29/11/2025
I was quoted in today’s in this article on limerence by .
“Orly Miller, a psychologist and the author of Limerence: The Psychopathology of Loving Too Much, to be published next month, describes it as “an intense psychological state of obsessive longing for another person. It’s characterised by intrusive thoughts, emotional dependency and a powerful desire for reciprocation,” she explains. “Unlike ordinary attraction or infatuation, limerence involves obsession, emotional volatility and disruption to daily life.”
She adds: “In today’s digital world, uncertainty and intermittent contact – the very conditions that feed limerence – are everywhere. Social media keeps people hovering on the edge of connection, sustaining fantasy and emotional ambiguity.”
“The cycle can look like compulsion: constantly checking phones, replaying memories, idealising moments and imagining future encounters. “It’s not just in the head,” Miller says. “It’s a full-body stress response.
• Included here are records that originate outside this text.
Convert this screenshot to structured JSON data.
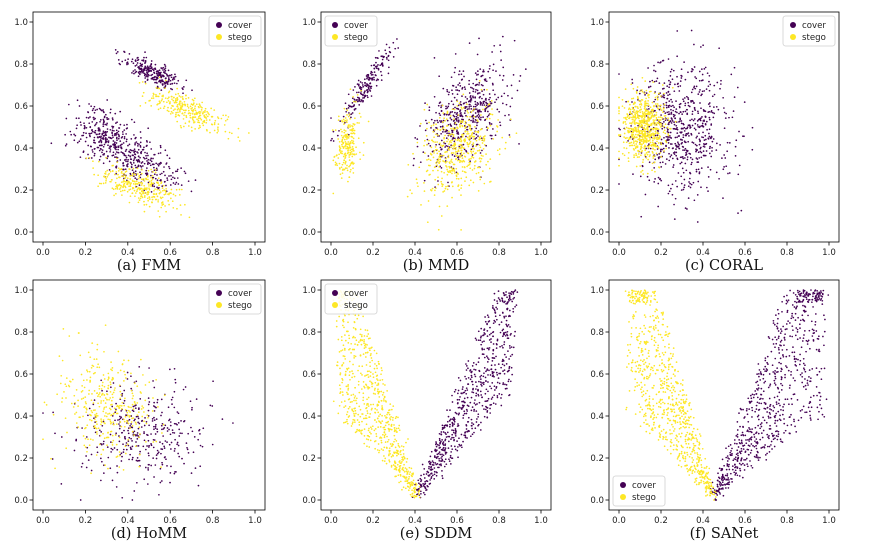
{
  "chart_data": [
    {
      "type": "scatter",
      "caption": "(a) FMM",
      "xlim": [
        0.0,
        1.0
      ],
      "ylim": [
        0.0,
        1.0
      ],
      "xticks": [
        "0.0",
        "0.2",
        "0.4",
        "0.6",
        "0.8",
        "1.0"
      ],
      "yticks": [
        "0.0",
        "0.2",
        "0.4",
        "0.6",
        "0.8",
        "1.0"
      ],
      "legend_position": "top-right",
      "series": [
        {
          "name": "cover",
          "color": "#440154",
          "clusters": [
            {
              "cx": 0.52,
              "cy": 0.76,
              "sx": 0.07,
              "sy": 0.04,
              "rho": -0.75,
              "n": 260
            },
            {
              "cx": 0.3,
              "cy": 0.45,
              "sx": 0.08,
              "sy": 0.07,
              "rho": -0.4,
              "n": 330
            },
            {
              "cx": 0.48,
              "cy": 0.32,
              "sx": 0.09,
              "sy": 0.06,
              "rho": -0.5,
              "n": 220
            }
          ]
        },
        {
          "name": "stego",
          "color": "#fde725",
          "clusters": [
            {
              "cx": 0.68,
              "cy": 0.58,
              "sx": 0.09,
              "sy": 0.05,
              "rho": -0.7,
              "n": 280
            },
            {
              "cx": 0.45,
              "cy": 0.22,
              "sx": 0.09,
              "sy": 0.05,
              "rho": -0.6,
              "n": 320
            }
          ]
        }
      ]
    },
    {
      "type": "scatter",
      "caption": "(b) MMD",
      "xlim": [
        0.0,
        1.0
      ],
      "ylim": [
        0.0,
        1.0
      ],
      "xticks": [
        "0.0",
        "0.2",
        "0.4",
        "0.6",
        "0.8",
        "1.0"
      ],
      "yticks": [
        "0.0",
        "0.2",
        "0.4",
        "0.6",
        "0.8",
        "1.0"
      ],
      "legend_position": "top-left",
      "series": [
        {
          "name": "cover",
          "color": "#440154",
          "clusters": [
            {
              "cx": 0.16,
              "cy": 0.68,
              "sx": 0.06,
              "sy": 0.09,
              "rho": 0.92,
              "n": 200
            },
            {
              "cx": 0.64,
              "cy": 0.56,
              "sx": 0.1,
              "sy": 0.12,
              "rho": 0.45,
              "n": 520
            }
          ]
        },
        {
          "name": "stego",
          "color": "#fde725",
          "clusters": [
            {
              "cx": 0.08,
              "cy": 0.42,
              "sx": 0.03,
              "sy": 0.09,
              "rho": 0.3,
              "n": 220
            },
            {
              "cx": 0.6,
              "cy": 0.4,
              "sx": 0.09,
              "sy": 0.11,
              "rho": 0.3,
              "n": 480
            }
          ]
        }
      ]
    },
    {
      "type": "scatter",
      "caption": "(c) CORAL",
      "xlim": [
        0.0,
        1.0
      ],
      "ylim": [
        0.0,
        1.0
      ],
      "xticks": [
        "0.0",
        "0.2",
        "0.4",
        "0.6",
        "0.8",
        "1.0"
      ],
      "yticks": [
        "0.0",
        "0.2",
        "0.4",
        "0.6",
        "0.8",
        "1.0"
      ],
      "legend_position": "top-right",
      "series": [
        {
          "name": "cover",
          "color": "#440154",
          "clusters": [
            {
              "cx": 0.3,
              "cy": 0.48,
              "sx": 0.12,
              "sy": 0.16,
              "rho": 0.0,
              "n": 700
            }
          ]
        },
        {
          "name": "stego",
          "color": "#fde725",
          "clusters": [
            {
              "cx": 0.12,
              "cy": 0.5,
              "sx": 0.05,
              "sy": 0.08,
              "rho": 0.0,
              "n": 650
            }
          ]
        }
      ]
    },
    {
      "type": "scatter",
      "caption": "(d) HoMM",
      "xlim": [
        0.0,
        1.0
      ],
      "ylim": [
        0.0,
        1.0
      ],
      "xticks": [
        "0.0",
        "0.2",
        "0.4",
        "0.6",
        "0.8",
        "1.0"
      ],
      "yticks": [
        "0.0",
        "0.2",
        "0.4",
        "0.6",
        "0.8",
        "1.0"
      ],
      "legend_position": "top-right",
      "series": [
        {
          "name": "cover",
          "color": "#440154",
          "clusters": [
            {
              "cx": 0.48,
              "cy": 0.33,
              "sx": 0.15,
              "sy": 0.12,
              "rho": 0.05,
              "n": 380
            }
          ]
        },
        {
          "name": "stego",
          "color": "#fde725",
          "clusters": [
            {
              "cx": 0.3,
              "cy": 0.45,
              "sx": 0.11,
              "sy": 0.13,
              "rho": -0.1,
              "n": 360
            }
          ]
        }
      ]
    },
    {
      "type": "scatter",
      "caption": "(e) SDDM",
      "xlim": [
        0.0,
        1.0
      ],
      "ylim": [
        0.0,
        1.0
      ],
      "xticks": [
        "0.0",
        "0.2",
        "0.4",
        "0.6",
        "0.8",
        "1.0"
      ],
      "yticks": [
        "0.0",
        "0.2",
        "0.4",
        "0.6",
        "0.8",
        "1.0"
      ],
      "legend_position": "top-left",
      "series": [
        {
          "name": "cover",
          "color": "#440154",
          "shape": "v-right",
          "vx": 0.41,
          "vy": 0.02,
          "slope_lo": 1.1,
          "slope_hi": 2.6,
          "reach": 0.46,
          "n": 700
        },
        {
          "name": "stego",
          "color": "#fde725",
          "shape": "v-left",
          "vx": 0.41,
          "vy": 0.02,
          "slope_lo": 1.05,
          "slope_hi": 3.4,
          "reach": 0.38,
          "n": 700
        }
      ]
    },
    {
      "type": "scatter",
      "caption": "(f) SANet",
      "xlim": [
        0.0,
        1.0
      ],
      "ylim": [
        0.0,
        1.0
      ],
      "xticks": [
        "0.0",
        "0.2",
        "0.4",
        "0.6",
        "0.8",
        "1.0"
      ],
      "yticks": [
        "0.0",
        "0.2",
        "0.4",
        "0.6",
        "0.8",
        "1.0"
      ],
      "legend_position": "bottom-left",
      "series": [
        {
          "name": "cover",
          "color": "#440154",
          "shape": "v-right",
          "vx": 0.45,
          "vy": 0.02,
          "slope_lo": 0.75,
          "slope_hi": 2.8,
          "reach": 0.52,
          "n": 800
        },
        {
          "name": "stego",
          "color": "#fde725",
          "shape": "v-left",
          "vx": 0.45,
          "vy": 0.02,
          "slope_lo": 1.0,
          "slope_hi": 3.5,
          "reach": 0.4,
          "n": 800
        }
      ]
    }
  ]
}
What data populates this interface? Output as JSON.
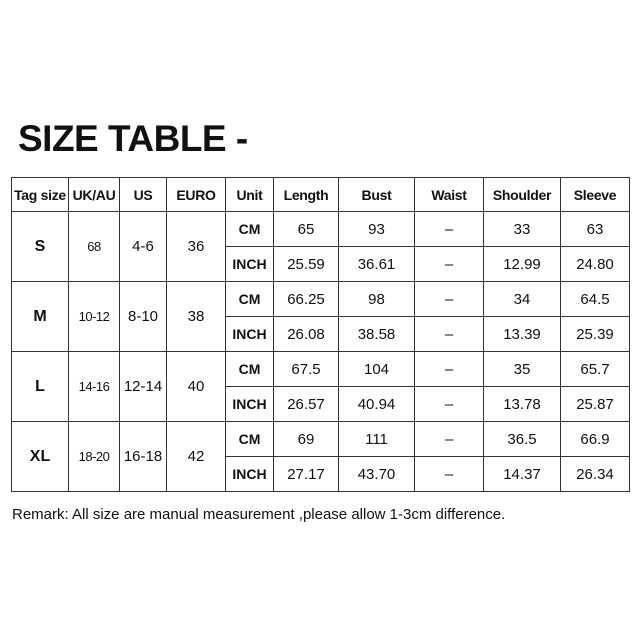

The nervous system becomes dysregulated, swinging between excitement and panic.”
Miller stresses that limerence is not the same as stalking or erotomania, a psychological condition associated with some types of stalking.
“In erotomania, a person holds a fixed delusion that the other loves them,” she says. “Limerent people usually know their feelings may not be reciprocated. Their behaviour, like repeatedly checking someone’s social media, is driven by anxiety, not by control or malice.”
Recognising limerence for what it is can be liberating, Miller says. “When people realise this isn’t love, this is limerence, they start to reclaim their energy.”